My time: 5:46:08 – Not a personal worst. In fact I beat both my 2013 Walt Disney World Marathon (heat) and my 2012 Walt Disney World Marathon (illness and overrunning the half). It was a really nice end to things to finally break that streak.
- I expected security to be heightened after the events in Boston last year, but really all that seemed to be different was that runners and spectators now had to go through a bag check before even entering the staging area. Thankfully runDisney had plenty of security on hand and the lines for this never really got long.

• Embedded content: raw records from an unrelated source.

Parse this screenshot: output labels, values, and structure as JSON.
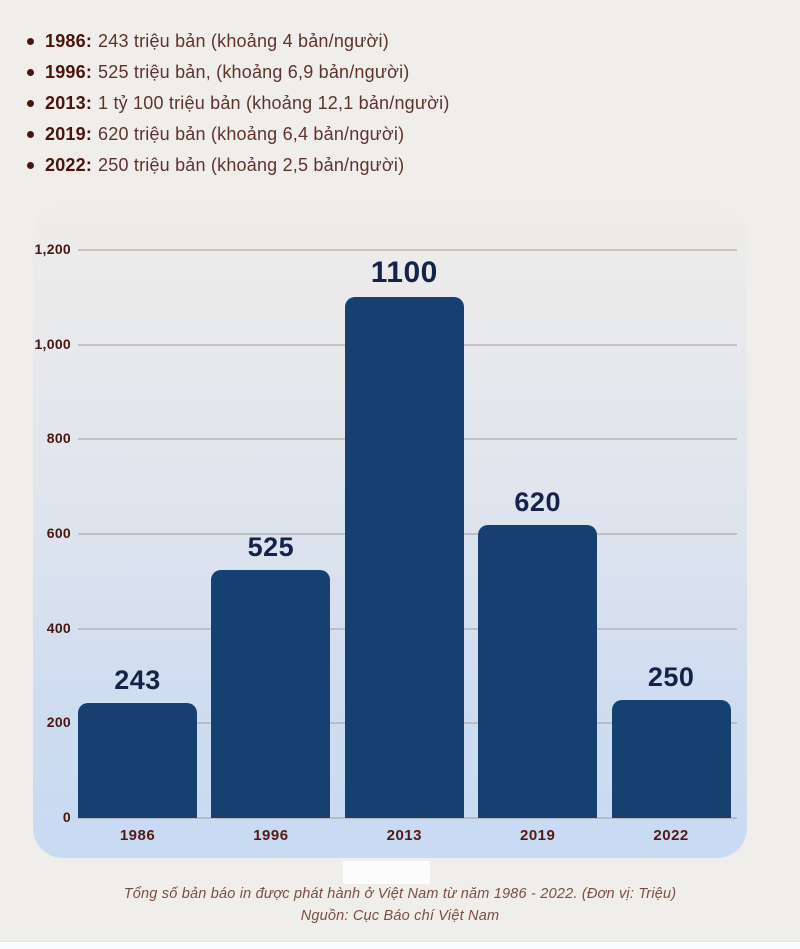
{
  "stats_list": {
    "items": [
      {
        "year": "1986:",
        "text": "243 triệu bản (khoảng 4 bản/người)"
      },
      {
        "year": "1996:",
        "text": "525 triệu bản, (khoảng 6,9 bản/người)"
      },
      {
        "year": "2013:",
        "text": "1 tỷ 100 triệu bản (khoảng 12,1 bản/người)"
      },
      {
        "year": "2019:",
        "text": "620 triệu bản (khoảng 6,4 bản/người)"
      },
      {
        "year": "2022:",
        "text": "250 triệu bản (khoảng 2,5 bản/người)"
      }
    ]
  },
  "chart_data": {
    "type": "bar",
    "categories": [
      "1986",
      "1996",
      "2013",
      "2019",
      "2022"
    ],
    "values": [
      243,
      525,
      1100,
      620,
      250
    ],
    "bar_labels": [
      "243",
      "525",
      "1100",
      "620",
      "250"
    ],
    "title": "",
    "xlabel": "",
    "ylabel": "",
    "ylim": [
      0,
      1200
    ],
    "yticks": [
      {
        "value": 0,
        "label": "0"
      },
      {
        "value": 200,
        "label": "200"
      },
      {
        "value": 400,
        "label": "400"
      },
      {
        "value": 600,
        "label": "600"
      },
      {
        "value": 800,
        "label": "800"
      },
      {
        "value": 1000,
        "label": "1,000"
      },
      {
        "value": 1200,
        "label": "1,200"
      }
    ],
    "grid": true,
    "legend": false,
    "bar_color": "#16406f",
    "value_label_color": "#15234a",
    "ytick_color": "#48150f",
    "xtick_color": "#521b12"
  },
  "caption": {
    "line1": "Tổng số bản báo in được phát hành ở Việt Nam từ năm 1986 - 2022. (Đơn vị: Triệu)",
    "line2": "Nguồn: Cục Báo chí Việt Nam"
  },
  "colors": {
    "page_background": "#f0eeeb",
    "card_gradient_top": "#efedeb",
    "card_gradient_bottom": "#c7dbf2",
    "bullet_year": "#4b130d",
    "bullet_text": "#5f332c",
    "caption_text": "#7c4e43"
  }
}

- Given that Dopey runners had to be there all four days, it would have been nice if there was more music variety at the start. I got a little sick of hearing The Cupid Shuffle and The Fox by the end of the week. In fact, it probably fine if we forget that The Fox ever existed in the first place.

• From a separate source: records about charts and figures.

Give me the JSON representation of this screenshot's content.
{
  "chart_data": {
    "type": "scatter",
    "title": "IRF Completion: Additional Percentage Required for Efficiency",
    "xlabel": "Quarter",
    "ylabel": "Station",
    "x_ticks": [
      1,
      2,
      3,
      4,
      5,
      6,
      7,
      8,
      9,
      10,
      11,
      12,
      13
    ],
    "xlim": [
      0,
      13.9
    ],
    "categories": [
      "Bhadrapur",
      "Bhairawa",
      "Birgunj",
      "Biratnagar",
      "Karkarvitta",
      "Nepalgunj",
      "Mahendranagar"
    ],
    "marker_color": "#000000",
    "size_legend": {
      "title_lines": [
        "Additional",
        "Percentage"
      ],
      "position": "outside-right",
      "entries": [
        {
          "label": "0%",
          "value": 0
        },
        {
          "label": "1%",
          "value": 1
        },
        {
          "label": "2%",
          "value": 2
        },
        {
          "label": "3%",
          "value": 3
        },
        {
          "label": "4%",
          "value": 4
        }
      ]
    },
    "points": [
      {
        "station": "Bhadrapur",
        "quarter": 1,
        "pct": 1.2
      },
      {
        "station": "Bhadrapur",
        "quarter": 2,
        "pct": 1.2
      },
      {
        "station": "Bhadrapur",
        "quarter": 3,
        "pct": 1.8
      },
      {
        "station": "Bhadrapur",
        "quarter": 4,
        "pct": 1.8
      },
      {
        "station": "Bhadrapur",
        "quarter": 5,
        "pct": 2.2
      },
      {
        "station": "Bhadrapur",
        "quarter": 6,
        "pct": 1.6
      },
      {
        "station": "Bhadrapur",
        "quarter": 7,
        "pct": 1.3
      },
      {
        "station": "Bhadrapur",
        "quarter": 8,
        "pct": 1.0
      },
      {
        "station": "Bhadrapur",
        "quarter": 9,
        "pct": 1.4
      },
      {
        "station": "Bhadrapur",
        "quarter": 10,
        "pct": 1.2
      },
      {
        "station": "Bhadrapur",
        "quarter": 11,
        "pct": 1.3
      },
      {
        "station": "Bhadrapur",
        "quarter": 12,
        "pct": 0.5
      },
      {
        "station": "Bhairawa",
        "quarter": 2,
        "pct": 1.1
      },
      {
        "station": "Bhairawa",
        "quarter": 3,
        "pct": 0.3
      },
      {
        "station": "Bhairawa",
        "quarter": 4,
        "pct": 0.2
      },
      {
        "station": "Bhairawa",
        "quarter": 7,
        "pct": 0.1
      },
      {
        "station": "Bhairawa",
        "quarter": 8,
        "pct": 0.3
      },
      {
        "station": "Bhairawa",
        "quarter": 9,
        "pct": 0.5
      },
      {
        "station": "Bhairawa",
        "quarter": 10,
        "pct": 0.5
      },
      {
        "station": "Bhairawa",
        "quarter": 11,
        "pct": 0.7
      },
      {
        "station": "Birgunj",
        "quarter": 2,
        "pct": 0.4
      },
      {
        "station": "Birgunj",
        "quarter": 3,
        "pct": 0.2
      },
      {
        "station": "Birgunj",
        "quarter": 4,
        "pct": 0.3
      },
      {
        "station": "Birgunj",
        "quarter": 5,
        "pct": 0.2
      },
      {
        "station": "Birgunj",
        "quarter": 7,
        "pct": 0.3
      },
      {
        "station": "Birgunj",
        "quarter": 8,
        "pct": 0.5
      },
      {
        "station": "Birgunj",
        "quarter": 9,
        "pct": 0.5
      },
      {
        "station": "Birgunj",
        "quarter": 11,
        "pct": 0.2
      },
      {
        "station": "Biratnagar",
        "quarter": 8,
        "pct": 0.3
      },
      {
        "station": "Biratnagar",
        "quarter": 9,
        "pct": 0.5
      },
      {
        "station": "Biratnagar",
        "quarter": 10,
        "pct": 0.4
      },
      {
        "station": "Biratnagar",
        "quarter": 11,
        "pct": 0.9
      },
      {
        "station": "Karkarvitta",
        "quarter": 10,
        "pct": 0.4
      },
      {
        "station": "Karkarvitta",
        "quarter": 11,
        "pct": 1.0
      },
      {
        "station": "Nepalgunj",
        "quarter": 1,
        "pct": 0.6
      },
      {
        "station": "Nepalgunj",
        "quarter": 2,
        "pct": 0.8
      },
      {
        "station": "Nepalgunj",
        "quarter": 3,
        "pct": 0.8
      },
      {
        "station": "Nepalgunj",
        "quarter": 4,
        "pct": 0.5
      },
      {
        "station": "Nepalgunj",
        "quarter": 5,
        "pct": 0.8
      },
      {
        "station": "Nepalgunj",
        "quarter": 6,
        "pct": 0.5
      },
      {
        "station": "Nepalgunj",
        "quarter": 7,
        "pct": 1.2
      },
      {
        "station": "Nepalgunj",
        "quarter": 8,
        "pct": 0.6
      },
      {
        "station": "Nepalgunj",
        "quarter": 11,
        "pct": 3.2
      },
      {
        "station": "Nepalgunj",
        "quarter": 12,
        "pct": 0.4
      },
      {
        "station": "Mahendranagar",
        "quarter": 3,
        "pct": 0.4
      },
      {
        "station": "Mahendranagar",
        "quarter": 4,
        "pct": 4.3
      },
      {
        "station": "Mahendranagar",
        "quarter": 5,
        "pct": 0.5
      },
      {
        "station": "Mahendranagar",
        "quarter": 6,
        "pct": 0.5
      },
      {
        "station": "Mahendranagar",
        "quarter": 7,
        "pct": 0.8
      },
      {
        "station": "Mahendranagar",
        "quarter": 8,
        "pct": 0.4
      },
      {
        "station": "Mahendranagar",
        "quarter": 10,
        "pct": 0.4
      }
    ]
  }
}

- Between the 5K wristband, the 10K wristband, the Half Marathon wristband, my MagicBand, and my FitBit, I think my arms were more tired than my legs.
- The Castle Dreamlights were off for the Half Marathon and on for the full Marathon. Last year they were on for both, two years ago they were off. Make up your minds.
- The warm up banter led to an interesting moment. The announcers would ask “Who is running Dopey” and the Dopey runners would cheer. Then they would ask “Who is running Goofy” and the Dopey runners were not entirely sure how to respond.
- Everyone needs to stop using the words just and only as in “he is just running the marathon” or “she only did 39.3 miles”. Seriously.
- The midway point of the Dopey Challenge was mile 1.9 of the marathon, so stop telling us we are “halfway through” at the 10K finish line.
- Perhaps a class in running etiquette would be helpful. Way too many groups of five running across in the middle. Also, I appreciate your use of hand signals, but if you do it after darting in front of me, there really was not much of a point was it?
- The Sweet Caroline section (where they play a song on a loop, guess which one) was moved from World Drive outside the Studios to Cone Alley. It gave my subconscious the incorrect impression that we were much farther along than we were.
It is really quite amazing how big runDisney has become in the past few years, even just since I started running with them. Marathon Weekend has become a huge event on the Walt Disney World calendar, taking what would otherwise be a rather quiet post holiday period and bringing in hundreds of thousands of people. I am not sure whether this is mostly Disney fans who wish to run or runners who are looking for a new challenge. I suspect the majority is the former, but the latter makes up a large portion too.
These are great races for first time runners and I always recommend that people who want to get into running start with these. You don’t need to be super fast, and they are easily the most fun races you will ever run. I was surprised by how many Dopey runners were also running their first marathon. More power to them, but my recommendation would be to not start with the multi-day challenges. Get a marathon under your belt first before trying something that difficult.
Yes, it’s expensive, and you have to get up early, and flying in January is often more difficult than running the races, but I love these events and I have no intention to skip a year anytime soon. runDisney has really matured over the last few years into quite a powerhouse for the Disney Parks. I am always amazed by just how well they pull off what to most other people sounds like a logistics nightmare.
As of this writing the dates for next year are not up. I am assuming the Dopey Challenge will return. I hope so at least. I cannot wait to try it out when at full potential. The runDisney races continue to be among my favorite. A month before I thought I may not be able to even get there, but I finished strong.